Александр облегчённо вздохнул:
– Ну, тётя, и можете вы напугать человека! – покачал он укоризненно головой. – Они же умерли, дай Бог, сколько лет тому. А я уж подумал…
– Как давно? Совсем недавно. Вот, как сейчас, помню Машеньку. Ой-ей-ей! – зарыдала опять тетя Даша, растворяя перед племянником двери сеней. – Такая молодая, такая красивая была! А её этот черт хромоногий бросил, а у ей дети: Мишка и Васька. Сейчас-то они большие, поженились уже, а тогда-то вот какие были. Ох, и хлебнула она горечка с ими. – Опять обильные, но не долгие слезы. – Старший-то хулиганом каким рос, совсем не признавал её, весь в батьку своего хромоногого, чтоб ему черти на том свете и другую ногу отломали! Ой-ей-ей! А младший тоже был какой непослушный: то весь крем с торта ложкой объест, то пилой всё в доме поцарапает. А Анна за всю жизнь сколь горя хлебнула? Андрей и гулял с Карпихой, и с ружьем бегал за ей. Это сейчас он такой стал, а был каким? Только я знаю, сколько ей досталось, натерпелась она горечка досыта. Ой-ей-ей!

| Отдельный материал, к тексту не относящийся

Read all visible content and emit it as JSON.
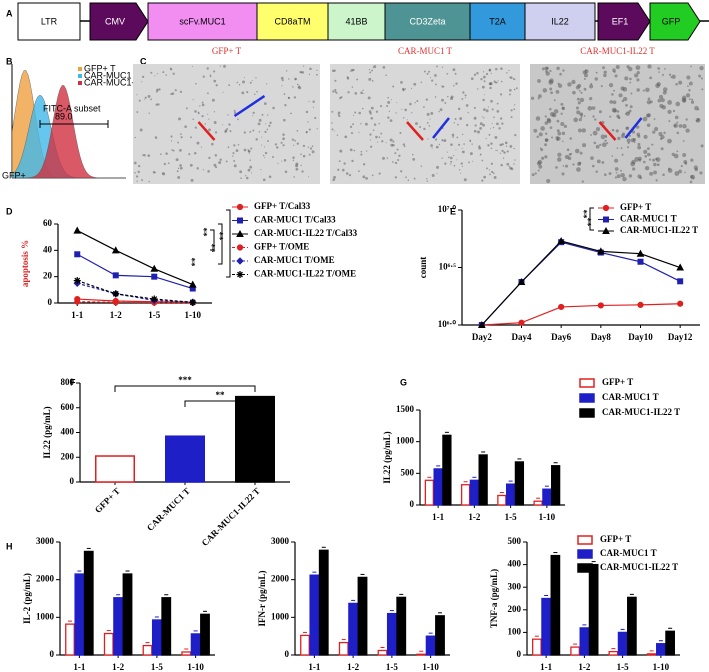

Нину, свою младшую сестру, тетя вспоминала уже за столом, пролив мгновенно изрядную порцию слез. И откуда только они брались.
– Не плачьте, тётя, – коротко бросил Александр. – Знать, судьба их такая. И мы когда-нибудь уйдем туда, и мы не всегда были правы.
Тетя Даша удивленно поглядела на Александра и не могла понять, серьезно ли он говорит, или только шутит.
– Да как же не плакать-то? – всплеснула она руками. – Они же умерли, и их уже никогда не будет! Их же мне жалко! Всех, как сейчас, помню! Ой-ей-ей!